We recently created a media set solution with the media dataset’s primary format set to PDF, but also allowing all other format files.
It come to our attention now that when Foundry converts any document to a media item, it converts the item to the primary format. Reviewed the documentation and found the one sentence which states the above:
#1) Is there a way around this behavior? Or a work-around? When we import a JPEG file, the file name shouldn’t change to xyz.jpeg.pdf. One would like to keep the original xyz.jpeg format intact.
For interest sake:
#2) What is the possible use-cases that one would want this behavior for converting files into a media set? I could not think of a scenario where you want to force a jpeg to become a pdf
Media sets are designed to contain files all in the same format so that the files can be operated on as an entire media set. As an example, the way to extract text from a docx file is different from the way to extract text from a PDF, so it makes it simpler to extract text from an entire media set when all the files are the same format.

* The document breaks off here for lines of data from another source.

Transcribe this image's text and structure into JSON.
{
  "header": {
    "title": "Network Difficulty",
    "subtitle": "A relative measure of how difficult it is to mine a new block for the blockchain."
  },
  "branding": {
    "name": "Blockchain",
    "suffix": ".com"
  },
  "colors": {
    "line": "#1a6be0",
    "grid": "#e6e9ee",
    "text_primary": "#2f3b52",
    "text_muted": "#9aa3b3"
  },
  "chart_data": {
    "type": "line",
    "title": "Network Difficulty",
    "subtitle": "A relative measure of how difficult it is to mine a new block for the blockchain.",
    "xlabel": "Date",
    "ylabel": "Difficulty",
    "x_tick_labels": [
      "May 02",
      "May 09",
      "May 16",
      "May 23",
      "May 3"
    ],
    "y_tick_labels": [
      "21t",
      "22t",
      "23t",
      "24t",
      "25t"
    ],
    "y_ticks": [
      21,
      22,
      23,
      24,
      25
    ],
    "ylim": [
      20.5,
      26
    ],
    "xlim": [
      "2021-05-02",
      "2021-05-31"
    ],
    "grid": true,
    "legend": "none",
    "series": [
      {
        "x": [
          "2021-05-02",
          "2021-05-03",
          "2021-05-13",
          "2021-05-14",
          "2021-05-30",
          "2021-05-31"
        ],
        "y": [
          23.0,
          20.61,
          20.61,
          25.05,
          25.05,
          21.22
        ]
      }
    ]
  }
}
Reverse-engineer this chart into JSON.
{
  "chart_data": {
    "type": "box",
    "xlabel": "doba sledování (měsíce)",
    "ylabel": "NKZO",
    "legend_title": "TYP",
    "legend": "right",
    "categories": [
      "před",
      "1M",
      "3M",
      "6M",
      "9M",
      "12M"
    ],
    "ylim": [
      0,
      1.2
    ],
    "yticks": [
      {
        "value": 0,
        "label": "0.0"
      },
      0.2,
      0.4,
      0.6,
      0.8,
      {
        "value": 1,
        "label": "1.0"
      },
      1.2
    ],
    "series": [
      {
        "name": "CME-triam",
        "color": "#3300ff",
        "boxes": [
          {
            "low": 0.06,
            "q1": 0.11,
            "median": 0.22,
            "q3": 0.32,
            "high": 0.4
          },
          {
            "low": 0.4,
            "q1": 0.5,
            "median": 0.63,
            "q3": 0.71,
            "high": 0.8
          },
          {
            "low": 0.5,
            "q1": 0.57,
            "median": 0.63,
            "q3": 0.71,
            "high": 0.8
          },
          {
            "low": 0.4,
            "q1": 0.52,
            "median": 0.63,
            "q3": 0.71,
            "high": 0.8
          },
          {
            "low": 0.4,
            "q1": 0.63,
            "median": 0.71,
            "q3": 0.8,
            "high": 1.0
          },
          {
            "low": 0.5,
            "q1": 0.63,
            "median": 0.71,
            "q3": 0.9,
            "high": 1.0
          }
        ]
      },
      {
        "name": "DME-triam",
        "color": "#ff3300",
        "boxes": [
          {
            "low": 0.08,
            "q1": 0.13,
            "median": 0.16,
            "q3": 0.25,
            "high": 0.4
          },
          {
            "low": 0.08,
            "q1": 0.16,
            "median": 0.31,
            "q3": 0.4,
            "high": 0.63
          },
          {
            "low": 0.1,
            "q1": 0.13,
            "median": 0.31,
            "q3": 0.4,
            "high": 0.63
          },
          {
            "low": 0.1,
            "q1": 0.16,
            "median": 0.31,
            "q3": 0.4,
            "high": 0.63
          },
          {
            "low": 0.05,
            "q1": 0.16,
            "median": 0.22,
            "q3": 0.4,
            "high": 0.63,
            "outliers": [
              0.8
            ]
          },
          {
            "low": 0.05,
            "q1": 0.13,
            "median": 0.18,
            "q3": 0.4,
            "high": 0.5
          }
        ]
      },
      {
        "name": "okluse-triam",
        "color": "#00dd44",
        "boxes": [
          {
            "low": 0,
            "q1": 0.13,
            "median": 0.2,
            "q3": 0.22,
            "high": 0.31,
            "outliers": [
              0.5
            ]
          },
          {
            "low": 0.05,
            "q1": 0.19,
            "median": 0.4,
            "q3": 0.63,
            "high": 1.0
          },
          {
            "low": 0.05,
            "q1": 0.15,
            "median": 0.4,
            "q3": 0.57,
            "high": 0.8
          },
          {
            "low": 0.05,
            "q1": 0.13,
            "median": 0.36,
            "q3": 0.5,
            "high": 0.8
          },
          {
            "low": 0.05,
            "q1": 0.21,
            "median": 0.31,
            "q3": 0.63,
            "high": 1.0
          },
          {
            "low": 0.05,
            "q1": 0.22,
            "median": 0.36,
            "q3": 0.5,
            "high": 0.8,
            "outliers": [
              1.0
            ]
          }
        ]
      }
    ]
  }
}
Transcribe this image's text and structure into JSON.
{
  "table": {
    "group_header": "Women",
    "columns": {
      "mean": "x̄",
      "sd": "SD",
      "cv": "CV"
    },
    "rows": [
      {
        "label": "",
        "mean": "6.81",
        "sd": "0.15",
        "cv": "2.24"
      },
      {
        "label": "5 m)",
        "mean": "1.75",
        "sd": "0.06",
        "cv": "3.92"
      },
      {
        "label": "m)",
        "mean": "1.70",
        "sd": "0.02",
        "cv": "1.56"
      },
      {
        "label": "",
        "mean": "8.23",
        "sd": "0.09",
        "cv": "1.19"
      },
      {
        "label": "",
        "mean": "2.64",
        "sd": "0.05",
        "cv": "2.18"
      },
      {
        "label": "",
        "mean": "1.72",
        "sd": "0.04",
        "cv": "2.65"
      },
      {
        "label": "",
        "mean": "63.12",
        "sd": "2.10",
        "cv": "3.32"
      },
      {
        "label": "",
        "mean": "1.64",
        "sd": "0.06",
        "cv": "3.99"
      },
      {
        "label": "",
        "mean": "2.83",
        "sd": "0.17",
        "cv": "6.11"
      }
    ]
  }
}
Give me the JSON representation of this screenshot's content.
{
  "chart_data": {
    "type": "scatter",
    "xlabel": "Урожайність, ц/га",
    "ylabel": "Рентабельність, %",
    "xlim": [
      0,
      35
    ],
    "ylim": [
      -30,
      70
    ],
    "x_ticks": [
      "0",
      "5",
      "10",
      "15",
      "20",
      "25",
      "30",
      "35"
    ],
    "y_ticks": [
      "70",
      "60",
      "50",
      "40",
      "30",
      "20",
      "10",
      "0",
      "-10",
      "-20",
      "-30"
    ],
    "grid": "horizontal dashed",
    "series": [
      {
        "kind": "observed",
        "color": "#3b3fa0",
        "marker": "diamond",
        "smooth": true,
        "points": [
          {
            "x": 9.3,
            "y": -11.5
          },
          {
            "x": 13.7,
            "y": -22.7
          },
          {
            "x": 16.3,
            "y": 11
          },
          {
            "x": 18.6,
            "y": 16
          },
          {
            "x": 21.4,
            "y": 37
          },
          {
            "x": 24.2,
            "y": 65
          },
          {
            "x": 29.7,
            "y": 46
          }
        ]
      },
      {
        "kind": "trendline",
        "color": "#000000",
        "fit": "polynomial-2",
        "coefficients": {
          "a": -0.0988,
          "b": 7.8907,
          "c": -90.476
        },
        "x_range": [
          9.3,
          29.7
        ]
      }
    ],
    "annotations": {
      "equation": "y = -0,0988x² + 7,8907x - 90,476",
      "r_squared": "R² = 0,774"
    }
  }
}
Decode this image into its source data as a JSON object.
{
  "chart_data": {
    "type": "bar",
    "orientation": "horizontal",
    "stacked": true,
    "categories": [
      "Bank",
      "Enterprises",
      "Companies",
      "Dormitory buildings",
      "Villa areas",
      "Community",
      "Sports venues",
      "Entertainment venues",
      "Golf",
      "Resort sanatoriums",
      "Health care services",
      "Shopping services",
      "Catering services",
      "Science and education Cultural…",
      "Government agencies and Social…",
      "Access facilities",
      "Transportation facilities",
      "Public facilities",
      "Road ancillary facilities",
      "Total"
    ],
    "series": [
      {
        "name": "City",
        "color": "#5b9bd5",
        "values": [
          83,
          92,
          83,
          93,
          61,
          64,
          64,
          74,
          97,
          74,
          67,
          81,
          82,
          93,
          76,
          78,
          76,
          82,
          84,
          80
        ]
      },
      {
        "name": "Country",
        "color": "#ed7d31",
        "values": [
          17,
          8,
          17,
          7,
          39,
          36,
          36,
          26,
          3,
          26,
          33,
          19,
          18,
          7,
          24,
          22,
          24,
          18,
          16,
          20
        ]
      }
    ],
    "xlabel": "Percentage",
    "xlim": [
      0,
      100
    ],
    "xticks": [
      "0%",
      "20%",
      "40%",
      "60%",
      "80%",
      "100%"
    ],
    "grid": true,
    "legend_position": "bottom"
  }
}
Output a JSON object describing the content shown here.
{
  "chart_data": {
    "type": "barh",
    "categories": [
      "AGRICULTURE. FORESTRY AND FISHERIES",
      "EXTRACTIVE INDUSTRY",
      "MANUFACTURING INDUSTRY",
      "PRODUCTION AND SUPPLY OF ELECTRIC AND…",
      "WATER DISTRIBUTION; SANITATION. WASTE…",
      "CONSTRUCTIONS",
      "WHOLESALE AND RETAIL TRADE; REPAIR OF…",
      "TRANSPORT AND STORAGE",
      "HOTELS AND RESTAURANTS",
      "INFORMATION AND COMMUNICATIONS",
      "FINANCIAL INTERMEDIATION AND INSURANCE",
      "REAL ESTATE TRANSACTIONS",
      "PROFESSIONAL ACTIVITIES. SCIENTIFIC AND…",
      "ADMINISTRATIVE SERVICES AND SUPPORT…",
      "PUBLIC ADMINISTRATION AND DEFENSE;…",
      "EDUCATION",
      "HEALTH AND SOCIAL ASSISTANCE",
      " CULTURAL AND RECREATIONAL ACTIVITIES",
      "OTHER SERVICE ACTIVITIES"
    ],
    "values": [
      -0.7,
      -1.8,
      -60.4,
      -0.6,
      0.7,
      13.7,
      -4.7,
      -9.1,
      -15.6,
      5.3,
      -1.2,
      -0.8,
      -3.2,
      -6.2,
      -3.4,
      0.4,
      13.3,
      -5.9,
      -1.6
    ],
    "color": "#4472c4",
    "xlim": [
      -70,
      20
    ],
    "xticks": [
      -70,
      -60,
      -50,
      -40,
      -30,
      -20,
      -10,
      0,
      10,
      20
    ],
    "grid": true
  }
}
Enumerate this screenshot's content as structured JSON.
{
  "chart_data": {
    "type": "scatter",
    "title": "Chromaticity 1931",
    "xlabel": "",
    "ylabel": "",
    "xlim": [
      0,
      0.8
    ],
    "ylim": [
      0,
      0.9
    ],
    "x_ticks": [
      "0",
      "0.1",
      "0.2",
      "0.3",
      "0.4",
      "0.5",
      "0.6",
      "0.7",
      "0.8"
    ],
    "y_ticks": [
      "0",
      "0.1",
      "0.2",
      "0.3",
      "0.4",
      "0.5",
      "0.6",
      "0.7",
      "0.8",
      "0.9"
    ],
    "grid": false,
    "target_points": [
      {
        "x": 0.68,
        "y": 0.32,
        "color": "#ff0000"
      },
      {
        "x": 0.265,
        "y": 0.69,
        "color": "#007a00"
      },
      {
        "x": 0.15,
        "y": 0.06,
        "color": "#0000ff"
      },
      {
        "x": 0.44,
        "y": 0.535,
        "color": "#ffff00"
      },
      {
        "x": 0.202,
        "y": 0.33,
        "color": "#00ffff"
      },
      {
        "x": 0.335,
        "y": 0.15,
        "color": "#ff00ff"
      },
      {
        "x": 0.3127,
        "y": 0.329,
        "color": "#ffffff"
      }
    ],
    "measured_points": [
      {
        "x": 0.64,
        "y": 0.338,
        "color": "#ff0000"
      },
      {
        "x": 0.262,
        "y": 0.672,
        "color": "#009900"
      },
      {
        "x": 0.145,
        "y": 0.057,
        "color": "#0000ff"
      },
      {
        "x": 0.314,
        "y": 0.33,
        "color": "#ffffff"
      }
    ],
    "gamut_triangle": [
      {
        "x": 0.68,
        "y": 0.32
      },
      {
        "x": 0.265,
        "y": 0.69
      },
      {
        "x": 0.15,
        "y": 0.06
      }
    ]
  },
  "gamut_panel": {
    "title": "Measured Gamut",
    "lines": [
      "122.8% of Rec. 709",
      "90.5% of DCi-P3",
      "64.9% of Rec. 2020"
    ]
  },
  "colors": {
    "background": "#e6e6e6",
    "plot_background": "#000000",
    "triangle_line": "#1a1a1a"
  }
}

To provide flexibility and allow you to work with lots of different formats, we allow you to choose additional input formats, and those files get converted to the primary format on upload. Having said that, we do provide the option to download the original file or the converted file, so you can still get the original file.
There are other reasons why people may want to convert formats. For example, it’s easier to work with PDFs, which is why we allow pptx and docx files as additional input formats, but not as a primary format. Someone may have a jpeg image which is a scanned document and they may want to convert that into a pdf as it is makes more sense and can be treated in the same way as all their other documents.
Generally, if you have a lot of images that don’t represent documents, you are unlikely to want to process them in the same way as your documents, or even your audio files, so having the semantic distinction is useful.
However, we have been working on a new media set schema type called multimodal. This is designed to allow any file formats to be uploaded, and they don’t get converted to any other format. This means you can’t process the media set in the same way (eg. you can’t extract text from everything in your media set if some of the items are audio files) as the other schema types. We will be releasing this in the next month or two, and that might help with your use case
I’d be curious to understand why you don’t want to convert files on upload?
Thank you for the detailed explanation. It makes more sense now why you might want to auto-convert documents at times.
In our current use-case, we are simply moving files from a Foundry dataset (synced from an SFTP) to another Foundry dataset (which is exported to SharePoint). Before the copy operation, we were converting the files into a media set and then using the file paths as identifier to copy the raw files across. With the auto-convert, some of the file paths were changing and the copy operation then failed.
After your input, we realize that we could likely achieve our goal without converting the docs to a media set, as the media items are not really needed in the Ontology at the moment.
Thanks for all the info. Feel free to let us know if there’s anything else to consider that we might have missed.